Overall, while ethanol is an adept penetration enhancer, there are other ingredients that function similarly, without the potential drawbacks. For example, most of you know that Nicki has a perennial love affair with the Skinceuticals C E Ferulic Serum ($123.97, Amazon.com)! Instead of ethanol, it uses ethoxydiglycol as the main solvent and penetration enhancer. Ethoxydiglycol is similar to ethanol except that it has a longer carbon chain, which allows it to retain some of the chemical properties of ethanol, without being as potent. (For science buffs: ethoxydiglycol retains the hygroscopy and volatility of ethanol).
The main point to take away is that, though ethanol dries the skin out, it doesn’t directly cause anything like oxidation or the inhibition of collagen production.

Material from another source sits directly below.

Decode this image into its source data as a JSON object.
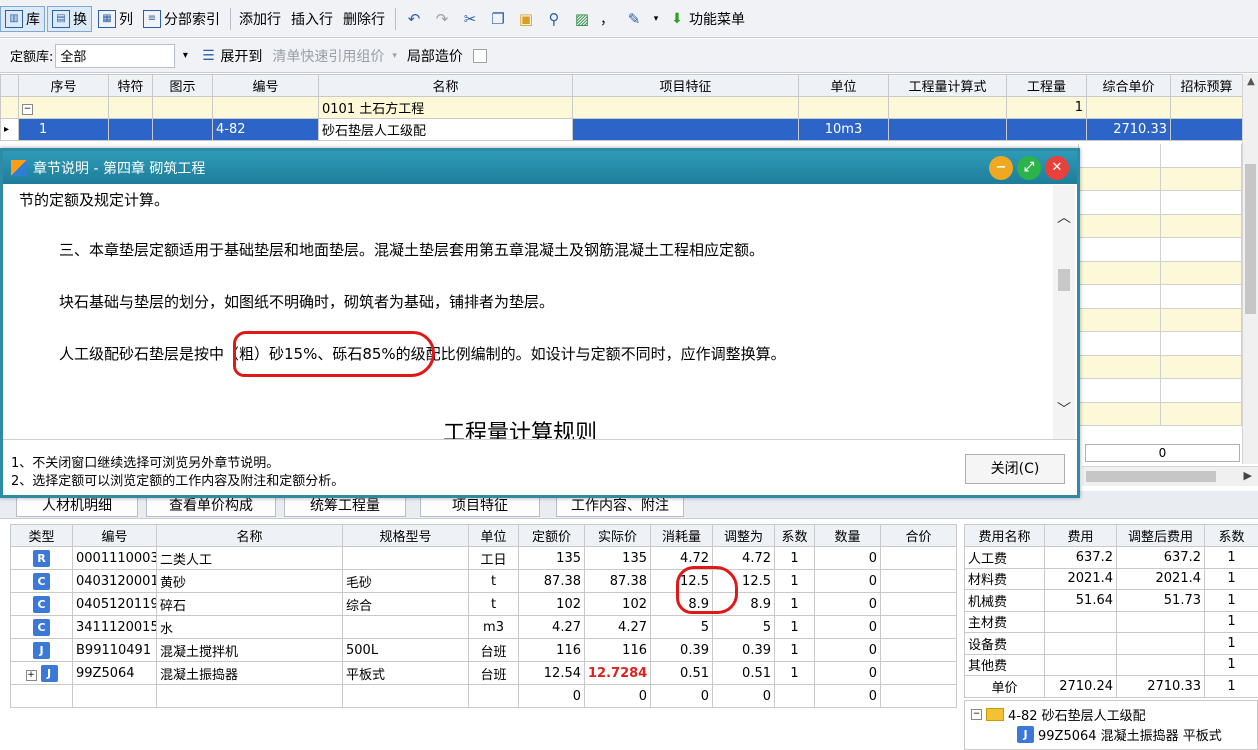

Ethanol should be used to dry out layers of product, rather than dry out layers of the skin. Even those with very oily skin types should avoid direct application of ethanol to the skin. There are other ingredients that can be used to keep oily skin at bay, such as salicyclic acid and prescription-strength retinoic acid.
My final recommendation when it comes to ethanol in skin care products is to use it in its most harmless way: to help those with oilier skin types achieve longer lasting makeup. I wouldn’t recommend using ethanol-containing skin care that comes in direct contact with the skin. Just because ethanol is safe, doesn’t mean it should be desired. I reiterate, there are similarly-functioning ingredients that aren’t as drying. As always, weigh the pros against the cons!